During the 19th century, the Christmas market started to evolve into the form that is recognizable today. It became more prevalent to decorate and showcase Christmas trees, with Saxon houses being authorized to sell them in the Roman halls. In accordance with the magistrate's decree, only items associated with the Christmas season were allowed to be sold, including toys for children, Christmas trees, gingerbread, and other confectionery products.
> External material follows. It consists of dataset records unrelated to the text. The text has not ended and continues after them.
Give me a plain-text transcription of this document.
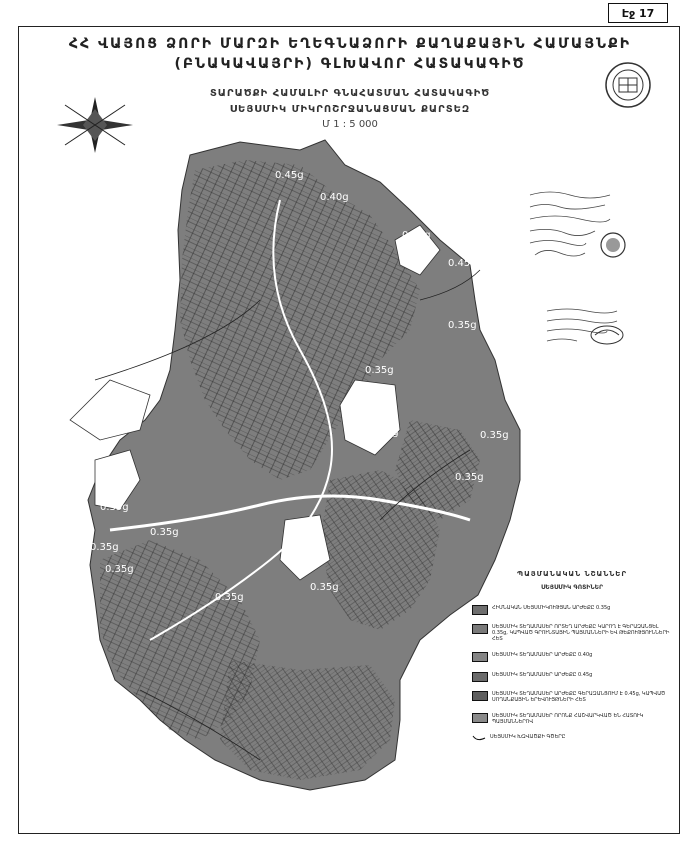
Էջ 17
ՀՀ ՎԱՅՈՑ ՁՈՐԻ ՄԱՐԶԻ ԵՂԵԳՆԱՁՈՐԻ ՔԱՂԱՔԱՅԻՆ ՀԱՄԱՅՆՔԻ
(ԲՆԱԿԱՎԱՅՐԻ) ԳԼԽԱՎՈՐ ՀԱՏԱԿԱԳԻԾ
ՏԱՐԱԾՔԻ ՀԱՄԱԼԻՐ ԳՆԱՀԱՏՄԱՆ ՀԱՏԱԿԱԳԻԾ
ՍԵՅՍՄԻԿ ՄԻԿՐՈՇՐՋԱՆԱՑՄԱՆ ՔԱՐՏԵԶ
Մ 1 : 5 000
0.45g
0.40g
0.45g
0.45g
0.35g
0.35g
0.35g
0.35g	0.35g
0.35g
0.35g
0.35g
0.35g
0.35g
0.35g
0.35g
ՊԱՅՄԱՆԱԿԱՆ ՆՇԱՆՆԵՐ
ՍԵՅՍՄԻԿ ԳՈՏԻՆԵՐ
ՀԻՄՆԱԿԱՆ ՍԵՅՍՄԻԿՈՒԹՅԱՆ ԱՐԺԵՔԸ 0.35g
ՍԵՅՍՄԻԿ ՏԵՂԱՄԱՍԵՐ ՈՐՏԵՂ ԱՐԺԵՔԸ ԿԱՐՈՂ Է ԳԵՐԱԶԱՆՑԵԼ 0.35g, ԿԱՊՎԱԾ ԳՐՈՒՆՏԱՅԻՆ ՊԱՅՄԱՆՆԵՐԻ ԵՎ ԹԵՔՈՒԹՅՈՒՆՆԵՐԻ ՀԵՏ
ՍԵՅՍՄԻԿ ՏԵՂԱՄԱՍԵՐ ԱՐԺԵՔԸ 0.40g
ՍԵՅՍՄԻԿ ՏԵՂԱՄԱՍԵՐ ԱՐԺԵՔԸ 0.45g
ՍԵՅՍՄԻԿ ՏԵՂԱՄԱՍԵՐ ԱՐԺԵՔԸ ԳԵՐԱԶԱՆՑՈՒՄ Է 0.45g, ԿԱՊՎԱԾ ՍՈՂԱՆՔԱՅԻՆ ԵՐԵՎՈՒՅԹՆԵՐԻ ՀԵՏ
ՍԵՅՍՄԻԿ ՏԵՂԱՄԱՍԵՐ ՈՐՈՆՔ ՀԱՇՎԱՐԿՎԱԾ ԵՆ ՀԱՏՈՒԿ ՊԱՅՄԱՆՆԵՐՈՎ
ՍԵՅՍՄԻԿ ԽԶՎԱԾՔԻ ԳԾԵՐԸ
Illustrations from the mid-19th century depict scenes resembling those seen today at Römerberg – bustling markets teeming with small stalls. In 1851, author Heinrich Hoffmann published his Christmas fairy tale, "King Nutcracker and Poor Reinhold." The original edition featured a handwritten drawing by Hoffmann himself, showcasing the Frankfurt Christmas market. The tale narrates the dream of a sick boy, who is led to a toy kingdom by King Nutcracker. Upon awakening, he discovers the same toys under his Christmas tree. This marks the earliest known story featuring a nutcracker as a prominent character. Subsequently, in the 1870s, Seiffen in the Ore Mountains began producing turned nutcrackers, which have since become a popular item at Christmas markets.

During the Second World War, the historic setting of the Frankfurt Christmas market was destroyed during Allied air raids. In the post-war period, the market was held in various locations around the city, as the Römerberg was a construction site due to the erection of the subway system in the late 1960s and early 1970s. By the 1970s, the market was able to return to its traditional location. Following the reconstruction of the East Row in the Saturday Mountain in 1983, it has become a popular tourist attraction.

In 2020, due to the COVID-19 pandemic in Germany, the city of Frankfurt cancelled the Christmas market planned for 23 November to 22 December and, in its place, Tourismus+Congress GmbH Frankfurt am Main made digital content available as an online Christmas market on the Internet.